Military Restructures Afghanistan Police Contract
Blackwater-Linked Army Office Stripped of Control
By Spencer Ackerman 3/25/10 6:00 AM
An obscure Army contracting office with ties to the private security firm Blackwater has formally lost control of a lucrative contract to train Afghan police, the Pentagon and U.S. military officials in Afghanistan confirmed to TWI.
The office, known as the Counter-Narcoterrorism Technology Program Office or CNTPO, came under criticism from the Government Accountability Office earlier this month for having only a marginal relationship to the training of Afghan police. CNTPO has responsibility for the military’s counternarcotics efforts, not the training of foreign military forces, and only received control over the contract after the U.S. military last year moved to take it away from the State Department and sought to rapidly award the contract to one of the five companies with which it does business — one of which is Blackwater.
That bureaucratic shift prompted a protest from State’s contractor, DynCorp, which stood to lose millions from the switch and argued that a counternarcotics office was an improper choice to award a contract for police training services.

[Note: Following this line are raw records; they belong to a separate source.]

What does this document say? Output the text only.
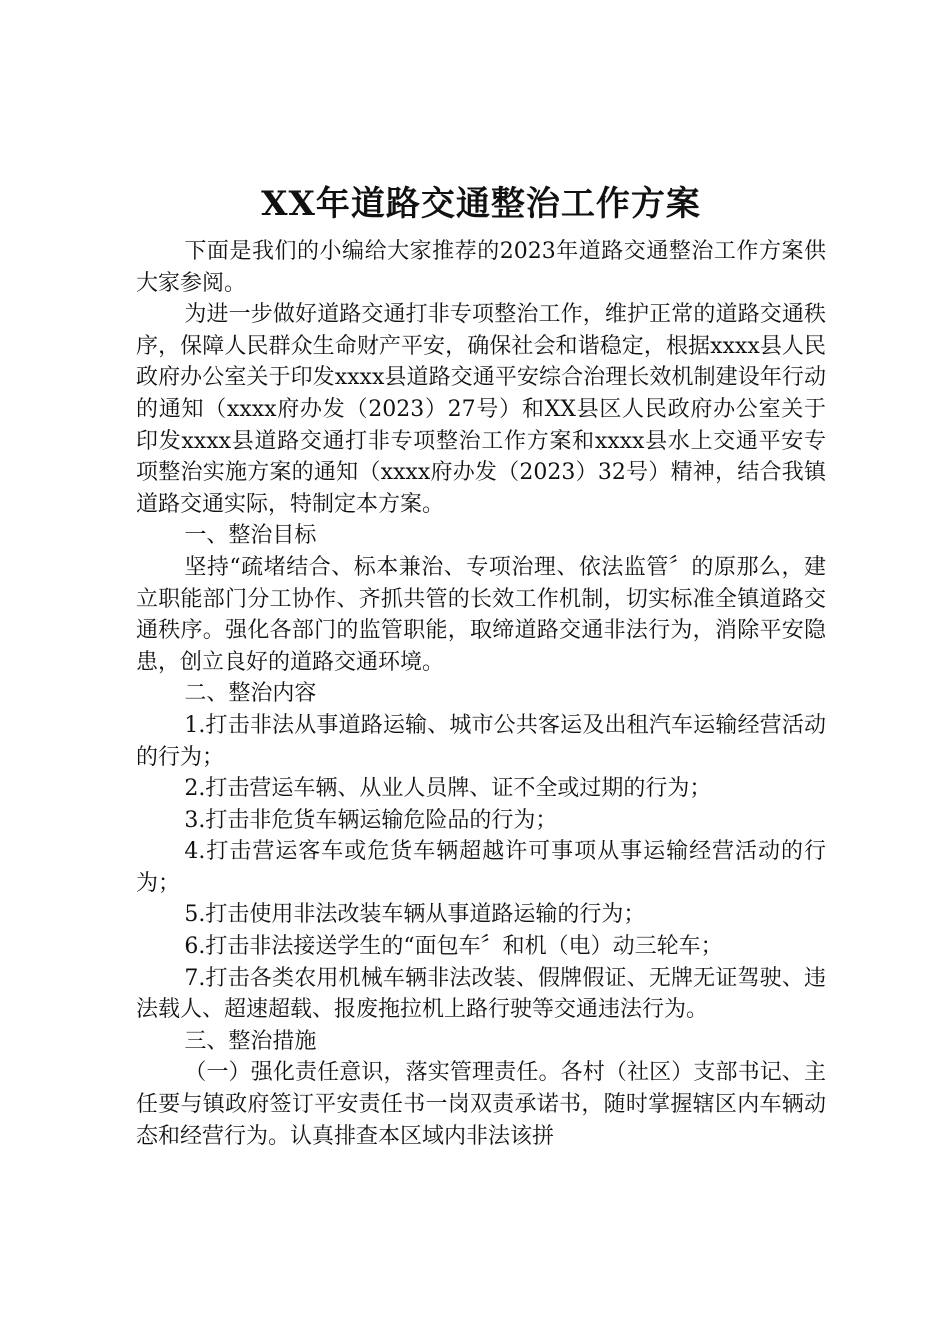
XX年道路交通整治工作方案

下面是我们的小编给大家推荐的2023年道路交通整治工作方案供大家参阅。

为进一步做好道路交通打非专项整治工作，维护正常的道路交通秩序，保障人民群众生命财产平安，确保社会和谐稳定，根据xxxx县人民政府办公室关于印发xxxx县道路交通平安综合治理长效机制建设年行动的通知（xxxx府办发（2023）27号）和XX县区人民政府办公室关于印发xxxx县道路交通打非专项整治工作方案和xxxx县水上交通平安专项整治实施方案的通知（xxxx府办发（2023）32号）精神，结合我镇道路交通实际，特制定本方案。

一、整治目标

坚持“疏堵结合、标本兼治、专项治理、依法监管〞的原那么，建立职能部门分工协作、齐抓共管的长效工作机制，切实标准全镇道路交通秩序。强化各部门的监管职能，取缔道路交通非法行为，消除平安隐患，创立良好的道路交通环境。

二、整治内容

1.打击非法从事道路运输、城市公共客运及出租汽车运输经营活动的行为；

2.打击营运车辆、从业人员牌、证不全或过期的行为；

3.打击非危货车辆运输危险品的行为；

4.打击营运客车或危货车辆超越许可事项从事运输经营活动的行为；

5.打击使用非法改装车辆从事道路运输的行为；

6.打击非法接送学生的“面包车〞和机（电）动三轮车；

7.打击各类农用机械车辆非法改装、假牌假证、无牌无证驾驶、违法载人、超速超载、报废拖拉机上路行驶等交通违法行为。

三、整治措施

（一）强化责任意识，落实管理责任。各村（社区）支部书记、主任要与镇政府签订平安责任书一岗双责承诺书，随时掌握辖区内车辆动态和经营行为。认真排查本区域内非法该拼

On March 15, the Government Accountability Office agreed, formally saying that the military’s solicitations were “outside the scope of
existing contracts” according to a top GAO procurement official, Ralph O. White. But GAO also did not formally say that CNTPO had to be stripped of its contract authority, creating confusion over the future of the contract.
According to several officials, the U.S./NATO military command in Afghanistan responsible for training Afghan security forces, known as NTM-A or CSTC-A, have decided keeping CNTPO involved would invite the same complaints that prompted GAO to scotch a contract worth up to $1 billion. “NTM-A/CSTC-A has seen the GAO ruling, is reviewing it and evaluating how to proceed in a manner that most effectively meets legal requirements and advances the key goal of helping to train an effective Afghan National Police Force,” said Lt. Col. Mark Wright, a Pentagon spokesman.